Follow-up with the Rubin Museum

To our readers,

Following our “Open Letter to Rubin Museum,” the Rubin Museum staff/leadership reached out to us and we had a long conversation about the content of our post and what measures could be taken to address the trauma inflicted on Tibetans in the diaspora and the harm caused by cultural appropriation.

There was an understanding reached that the use of a namsa as a cultural prop for the photo booth was not intentional or planned by the Museum. The Rubin Museum also extended a formal apology to those who were hurt by this event. When addressing the photo booth incident, we opened up a broader discussion of Tibetan representation and the complexity of the narratives about us (much of the time, not always shaped by us).

Tibetan Americans in a very white cultural and political environment face unique challenges dealing with orientalism and the fetishization of our culture and religious traditions. There is also the stripping of our identity when we are forced into a monolithic “Asian” group with which not all of us necessarily or easily identify. We often struggle to define ourselves as Tibetans in this contemporary landscape– especially those of us who grew up with dual identities. Therefore, it is essential that we remain critical in times when the story of us is not being told by us.
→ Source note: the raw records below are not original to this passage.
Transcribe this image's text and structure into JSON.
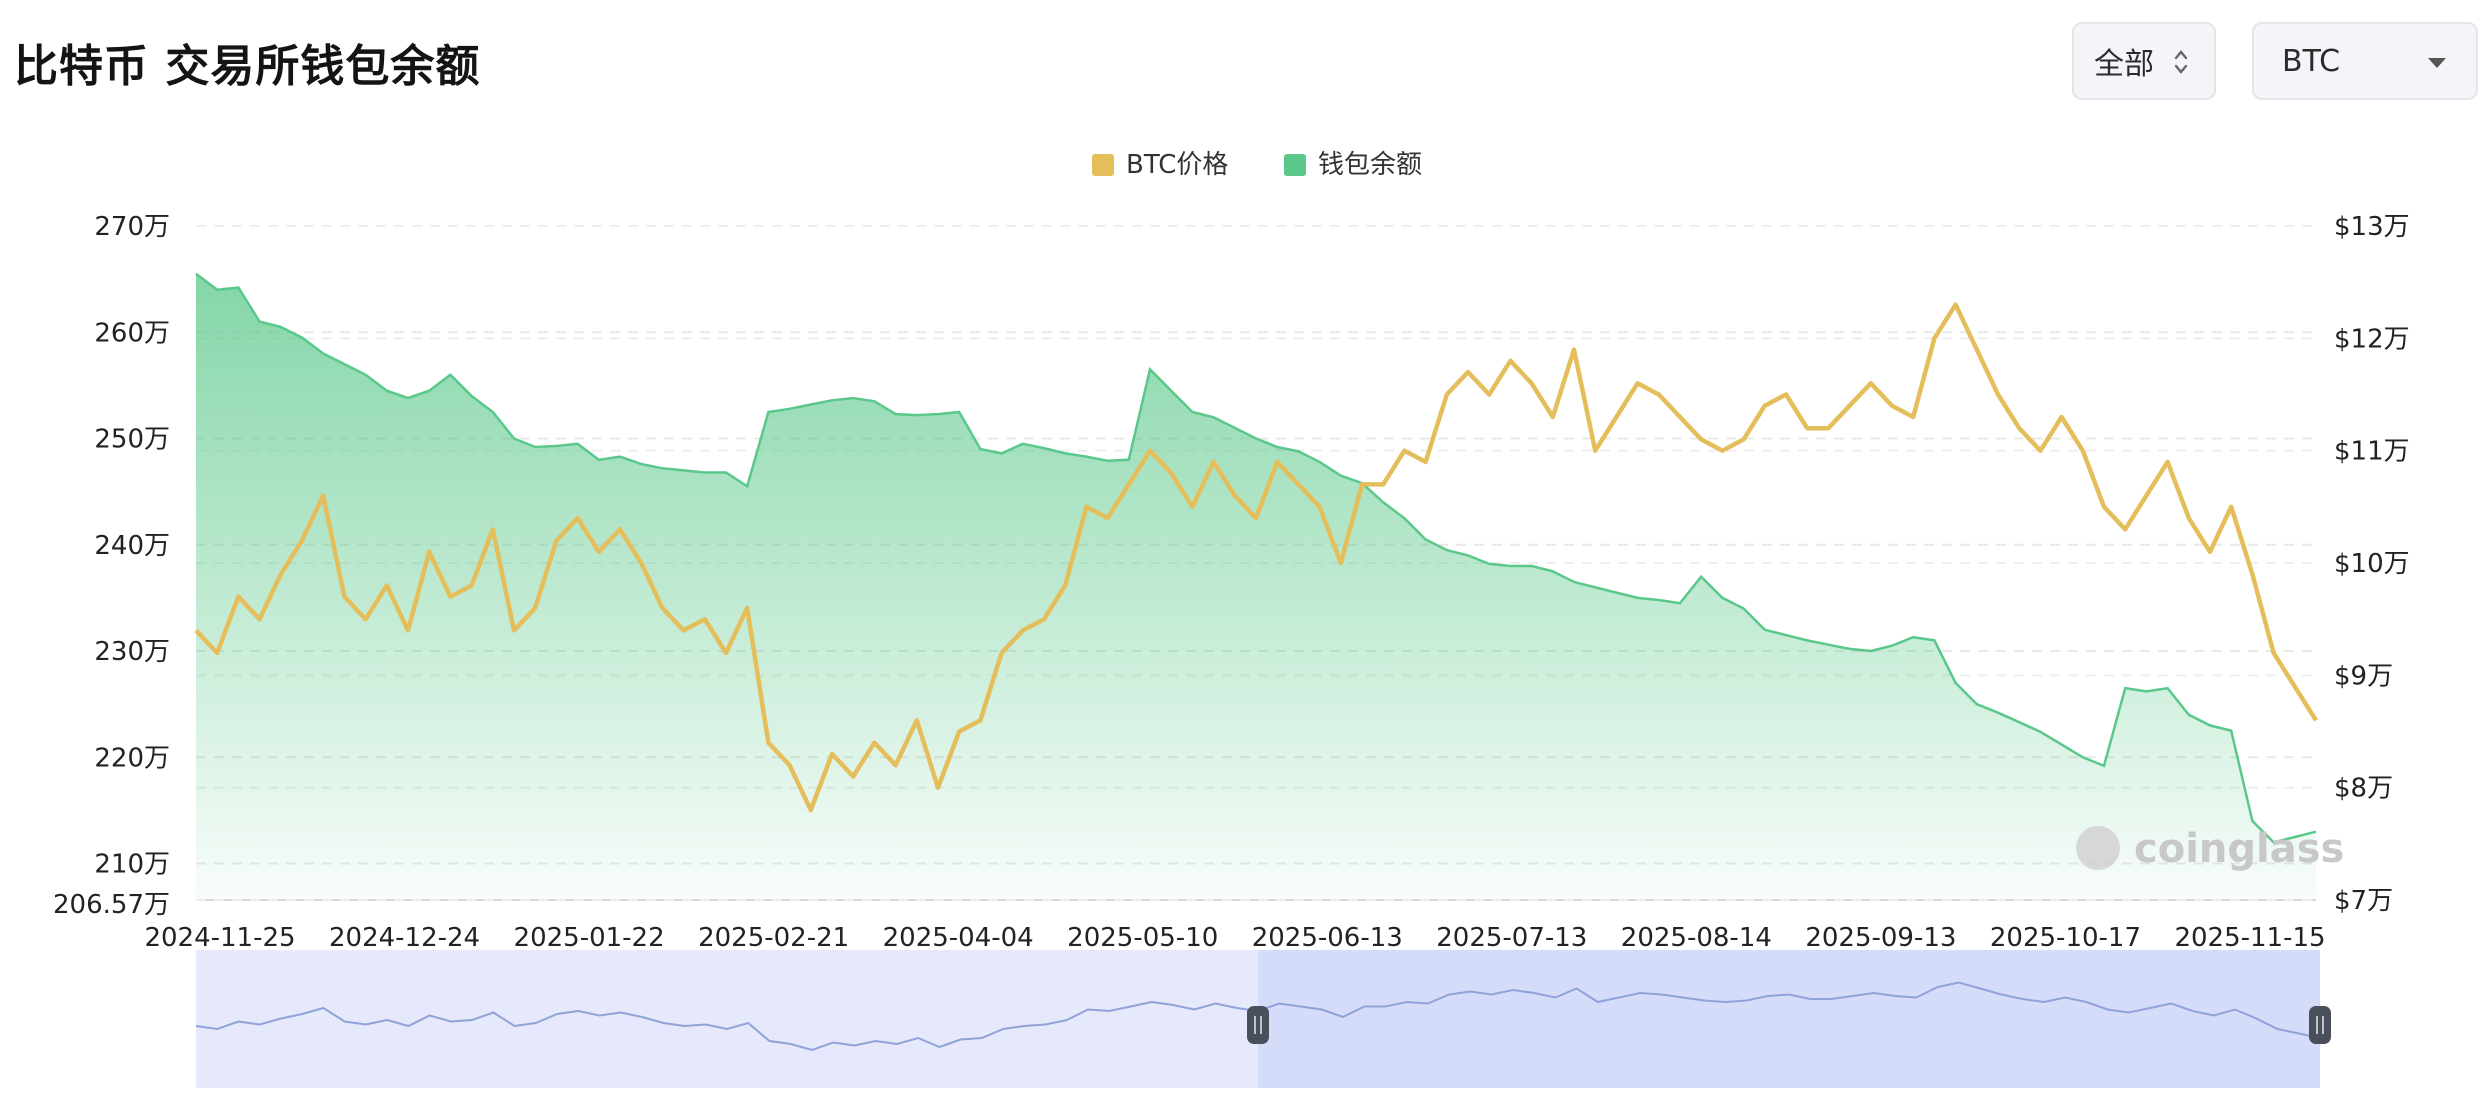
{
  "page": {
    "title": "比特币 交易所钱包余额",
    "range_select": {
      "value": "全部"
    },
    "coin_select": {
      "value": "BTC"
    },
    "watermark": "coinglass"
  },
  "colors": {
    "price": "#E5BE5C",
    "balance": "#5AC88A",
    "balance_fill_top": "#7ED3A0",
    "grid": "#e8e8e8",
    "navigator_fill": "#e6e9fb",
    "navigator_selected": "#d5dcfa",
    "navigator_line": "#8fa3d8",
    "handle": "#4a4f5c"
  },
  "chart_data": {
    "type": "area",
    "legend": [
      {
        "name": "BTC价格",
        "color": "#E5BE5C"
      },
      {
        "name": "钱包余额",
        "color": "#5AC88A"
      }
    ],
    "legend_position": "top-center",
    "grid": true,
    "x_ticks": [
      "2024-11-25",
      "2024-12-24",
      "2025-01-22",
      "2025-02-21",
      "2025-04-04",
      "2025-05-10",
      "2025-06-13",
      "2025-07-13",
      "2025-08-14",
      "2025-09-13",
      "2025-10-17",
      "2025-11-15"
    ],
    "left_axis": {
      "ticks": [
        "270万",
        "260万",
        "250万",
        "240万",
        "230万",
        "220万",
        "210万"
      ],
      "min_label": "206.57万",
      "ylim": [
        206.57,
        270
      ]
    },
    "right_axis": {
      "ticks": [
        "$13万",
        "$12万",
        "$11万",
        "$10万",
        "$9万",
        "$8万",
        "$7万"
      ],
      "ylim": [
        7,
        13
      ]
    },
    "series": [
      {
        "name": "钱包余额",
        "axis": "left",
        "unit": "万",
        "x": [
          0,
          0.01,
          0.02,
          0.03,
          0.04,
          0.05,
          0.06,
          0.07,
          0.08,
          0.09,
          0.1,
          0.11,
          0.12,
          0.13,
          0.14,
          0.15,
          0.16,
          0.17,
          0.18,
          0.19,
          0.2,
          0.21,
          0.22,
          0.23,
          0.24,
          0.25,
          0.26,
          0.27,
          0.28,
          0.29,
          0.3,
          0.31,
          0.32,
          0.33,
          0.34,
          0.35,
          0.36,
          0.37,
          0.38,
          0.39,
          0.4,
          0.41,
          0.42,
          0.43,
          0.44,
          0.45,
          0.46,
          0.47,
          0.48,
          0.49,
          0.5,
          0.51,
          0.52,
          0.53,
          0.54,
          0.55,
          0.56,
          0.57,
          0.58,
          0.59,
          0.6,
          0.61,
          0.62,
          0.63,
          0.64,
          0.65,
          0.66,
          0.67,
          0.68,
          0.69,
          0.7,
          0.71,
          0.72,
          0.73,
          0.74,
          0.75,
          0.76,
          0.77,
          0.78,
          0.79,
          0.8,
          0.81,
          0.82,
          0.83,
          0.84,
          0.85,
          0.86,
          0.87,
          0.88,
          0.89,
          0.9,
          0.91,
          0.92,
          0.93,
          0.94,
          0.95,
          0.96,
          0.97,
          0.98,
          0.99,
          1
        ],
        "values": [
          265.5,
          264,
          264.2,
          261,
          260.5,
          259.5,
          258,
          257,
          256,
          254.5,
          253.8,
          254.5,
          256,
          254,
          252.5,
          250,
          249.2,
          249.3,
          249.5,
          248,
          248.3,
          247.6,
          247.2,
          247,
          246.8,
          246.8,
          245.5,
          252.5,
          252.8,
          253.2,
          253.6,
          253.8,
          253.5,
          252.3,
          252.2,
          252.3,
          252.5,
          249,
          248.6,
          249.5,
          249.1,
          248.6,
          248.3,
          247.9,
          248,
          256.5,
          254.5,
          252.5,
          252,
          251,
          250,
          249.2,
          248.8,
          247.8,
          246.5,
          245.8,
          244,
          242.5,
          240.5,
          239.5,
          239,
          238.2,
          238,
          238,
          237.5,
          236.5,
          236,
          235.5,
          235,
          234.8,
          234.5,
          237,
          235,
          234,
          232,
          231.5,
          231,
          230.6,
          230.2,
          230,
          230.5,
          231.3,
          231,
          227,
          225,
          224.2,
          223.3,
          222.4,
          221.2,
          220,
          219.2,
          226.5,
          226.2,
          226.5,
          224,
          223,
          222.5,
          214,
          212,
          212.5,
          213
        ],
        "note": "x is the fraction of the time span 2024-11-25 → 2025-11-22"
      },
      {
        "name": "BTC价格",
        "axis": "right",
        "unit": "万 USD",
        "x": [
          0,
          0.01,
          0.02,
          0.03,
          0.04,
          0.05,
          0.06,
          0.07,
          0.08,
          0.09,
          0.1,
          0.11,
          0.12,
          0.13,
          0.14,
          0.15,
          0.16,
          0.17,
          0.18,
          0.19,
          0.2,
          0.21,
          0.22,
          0.23,
          0.24,
          0.25,
          0.26,
          0.27,
          0.28,
          0.29,
          0.3,
          0.31,
          0.32,
          0.33,
          0.34,
          0.35,
          0.36,
          0.37,
          0.38,
          0.39,
          0.4,
          0.41,
          0.42,
          0.43,
          0.44,
          0.45,
          0.46,
          0.47,
          0.48,
          0.49,
          0.5,
          0.51,
          0.52,
          0.53,
          0.54,
          0.55,
          0.56,
          0.57,
          0.58,
          0.59,
          0.6,
          0.61,
          0.62,
          0.63,
          0.64,
          0.65,
          0.66,
          0.67,
          0.68,
          0.69,
          0.7,
          0.71,
          0.72,
          0.73,
          0.74,
          0.75,
          0.76,
          0.77,
          0.78,
          0.79,
          0.8,
          0.81,
          0.82,
          0.83,
          0.84,
          0.85,
          0.86,
          0.87,
          0.88,
          0.89,
          0.9,
          0.91,
          0.92,
          0.93,
          0.94,
          0.95,
          0.96,
          0.97,
          0.98,
          0.99,
          1
        ],
        "values": [
          9.4,
          9.2,
          9.7,
          9.5,
          9.9,
          10.2,
          10.6,
          9.7,
          9.5,
          9.8,
          9.4,
          10.1,
          9.7,
          9.8,
          10.3,
          9.4,
          9.6,
          10.2,
          10.4,
          10.1,
          10.3,
          10.0,
          9.6,
          9.4,
          9.5,
          9.2,
          9.6,
          8.4,
          8.2,
          7.8,
          8.3,
          8.1,
          8.4,
          8.2,
          8.6,
          8.0,
          8.5,
          8.6,
          9.2,
          9.4,
          9.5,
          9.8,
          10.5,
          10.4,
          10.7,
          11.0,
          10.8,
          10.5,
          10.9,
          10.6,
          10.4,
          10.9,
          10.7,
          10.5,
          10.0,
          10.7,
          10.7,
          11.0,
          10.9,
          11.5,
          11.7,
          11.5,
          11.8,
          11.6,
          11.3,
          11.9,
          11.0,
          11.3,
          11.6,
          11.5,
          11.3,
          11.1,
          11.0,
          11.1,
          11.4,
          11.5,
          11.2,
          11.2,
          11.4,
          11.6,
          11.4,
          11.3,
          12.0,
          12.3,
          11.9,
          11.5,
          11.2,
          11.0,
          11.3,
          11.0,
          10.5,
          10.3,
          10.6,
          10.9,
          10.4,
          10.1,
          10.5,
          9.9,
          9.2,
          8.9,
          8.6
        ],
        "note": "x is the fraction of the time span 2024-11-25 → 2025-11-22"
      }
    ],
    "navigator": {
      "selected_range": [
        0.5,
        1.0
      ]
    }
  }
}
Thank you to the Rubin Museum for hearing our criticism and concerns. We acknowledge your efforts in creating the space that you have for Tibetans to gather and create, and the work that you have been doing with the Himalayan community in the New York area. We also, however, recognize that there is room for improvement, especially as a relatively new, young institution. We appreciate that you have taken the time to listen to us on this matter and expressed regret over the incident in question.

Following our private discussion, the Rubin Museum has affirmed that it will host an ongoing public forum where Tibetans can come together to discuss important, complex issues such as cultural appropriation and our representation in institutions like the Rubin and elsewhere.

There has been an increasing amount of political spaces opening up for Tibetans to discuss issues such as representation,identity, race, gender, religion, etc. And every one of these spaces, including the Rubin’s community forum, is a testament to our collective determination to (re)claim our identities as our own. We thank the Rubin Museum for your commitment to helping create more spaces to engage in this critical dialogue, and encourage everyone in our community to continue being critical and loud and to keep taking up space– especially in places from which we have historically been excluded.